Useful evidence includes evacuation records, emergency packs, health protocols, communication guidance, family feedback, staff supervision and post-incident reviews. Qualitative evidence may include calmer responses, faster evacuation, reduced distress and better continuity after disruption.

Strong services demonstrate that emergency preparedness is not only a compliance file. Providers should be able to evidence how planning supports real people in real urgent situations.

Commissioner and CQC expectations

Commissioners expect providers to maintain safe, resilient and responsive services. Emergency planning evidence helps show that providers can manage disruption while protecting wellbeing, continuity and outcomes.

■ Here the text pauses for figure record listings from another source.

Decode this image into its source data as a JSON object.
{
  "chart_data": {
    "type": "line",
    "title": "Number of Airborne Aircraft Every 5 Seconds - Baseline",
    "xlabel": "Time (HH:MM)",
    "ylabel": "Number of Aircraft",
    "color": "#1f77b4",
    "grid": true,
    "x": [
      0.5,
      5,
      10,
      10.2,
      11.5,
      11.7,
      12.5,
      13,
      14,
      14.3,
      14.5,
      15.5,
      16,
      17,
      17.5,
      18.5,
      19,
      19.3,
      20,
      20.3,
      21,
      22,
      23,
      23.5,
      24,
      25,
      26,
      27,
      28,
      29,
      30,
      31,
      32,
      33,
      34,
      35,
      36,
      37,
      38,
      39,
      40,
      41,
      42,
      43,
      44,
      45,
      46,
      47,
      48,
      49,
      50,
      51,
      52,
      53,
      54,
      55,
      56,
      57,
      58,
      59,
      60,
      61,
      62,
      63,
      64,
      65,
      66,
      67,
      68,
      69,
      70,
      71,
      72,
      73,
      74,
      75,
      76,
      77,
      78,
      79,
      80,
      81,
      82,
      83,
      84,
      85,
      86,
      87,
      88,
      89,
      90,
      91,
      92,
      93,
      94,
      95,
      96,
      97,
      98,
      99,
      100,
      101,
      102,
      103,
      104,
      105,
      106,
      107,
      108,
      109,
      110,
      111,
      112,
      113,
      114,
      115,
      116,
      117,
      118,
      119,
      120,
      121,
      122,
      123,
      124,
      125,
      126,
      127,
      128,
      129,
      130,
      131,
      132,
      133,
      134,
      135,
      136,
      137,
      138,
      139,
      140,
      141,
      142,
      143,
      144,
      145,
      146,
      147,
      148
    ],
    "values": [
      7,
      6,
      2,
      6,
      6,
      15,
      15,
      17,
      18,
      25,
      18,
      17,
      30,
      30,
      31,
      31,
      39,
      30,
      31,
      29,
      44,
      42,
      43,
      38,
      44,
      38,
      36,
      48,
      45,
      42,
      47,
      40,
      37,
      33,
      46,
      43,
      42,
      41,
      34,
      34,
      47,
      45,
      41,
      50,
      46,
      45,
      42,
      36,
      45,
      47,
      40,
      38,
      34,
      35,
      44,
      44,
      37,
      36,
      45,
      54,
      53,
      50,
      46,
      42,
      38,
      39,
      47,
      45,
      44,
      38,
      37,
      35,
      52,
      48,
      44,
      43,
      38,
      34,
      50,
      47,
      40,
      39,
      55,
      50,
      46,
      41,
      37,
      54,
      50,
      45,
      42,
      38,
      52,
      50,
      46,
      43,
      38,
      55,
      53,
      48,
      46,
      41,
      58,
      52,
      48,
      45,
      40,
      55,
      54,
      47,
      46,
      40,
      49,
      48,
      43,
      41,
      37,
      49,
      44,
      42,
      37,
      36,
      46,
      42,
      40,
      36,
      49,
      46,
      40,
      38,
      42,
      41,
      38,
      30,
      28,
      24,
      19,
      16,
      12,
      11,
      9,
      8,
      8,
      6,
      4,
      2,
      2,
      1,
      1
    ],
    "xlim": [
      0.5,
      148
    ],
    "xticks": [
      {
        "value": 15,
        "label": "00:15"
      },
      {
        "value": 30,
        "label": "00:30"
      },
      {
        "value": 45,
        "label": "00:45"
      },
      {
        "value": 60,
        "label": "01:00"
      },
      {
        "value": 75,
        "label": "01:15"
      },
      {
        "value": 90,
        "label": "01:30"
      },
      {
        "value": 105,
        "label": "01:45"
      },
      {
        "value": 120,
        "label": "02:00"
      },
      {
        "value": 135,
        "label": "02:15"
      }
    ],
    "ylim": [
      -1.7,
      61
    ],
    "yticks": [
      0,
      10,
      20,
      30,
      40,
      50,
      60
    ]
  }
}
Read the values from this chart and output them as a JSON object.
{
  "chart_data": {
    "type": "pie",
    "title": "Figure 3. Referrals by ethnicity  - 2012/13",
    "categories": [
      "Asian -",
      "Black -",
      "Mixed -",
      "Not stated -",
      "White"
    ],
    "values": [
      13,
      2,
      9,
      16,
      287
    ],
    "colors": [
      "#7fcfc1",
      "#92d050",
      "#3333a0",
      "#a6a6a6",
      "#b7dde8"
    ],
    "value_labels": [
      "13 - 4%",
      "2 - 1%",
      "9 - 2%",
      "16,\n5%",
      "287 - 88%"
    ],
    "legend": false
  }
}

CQC expectations include safe care, person-centred support, safeguarding, dignity, responsiveness and good governance. Providers should be able to evidence that emergency plans are individual, staff understand them and learning is acted on after drills or incidents.

Common pitfalls

  • Using generic emergency plans that do not explain individual communication needs.
  • Completing fire drills without reviewing distress, refusal or recovery.
  • Failing to update emergency plans after health or mobility changes.
  • Leaving agency staff unclear about evacuation support.
  • Not preparing people accessibly for predictable disruption.
  • Keeping hospital information incomplete or out of date.

Conclusion

Emergency preparedness protects people best when it is practical, individual and rehearsed through evidence. Strong providers demonstrate that staff understand communication, health risks, sensory needs and escalation routes. When emergency planning is strengths-based, services can respond quickly while still protecting dignity, reassurance and continuity.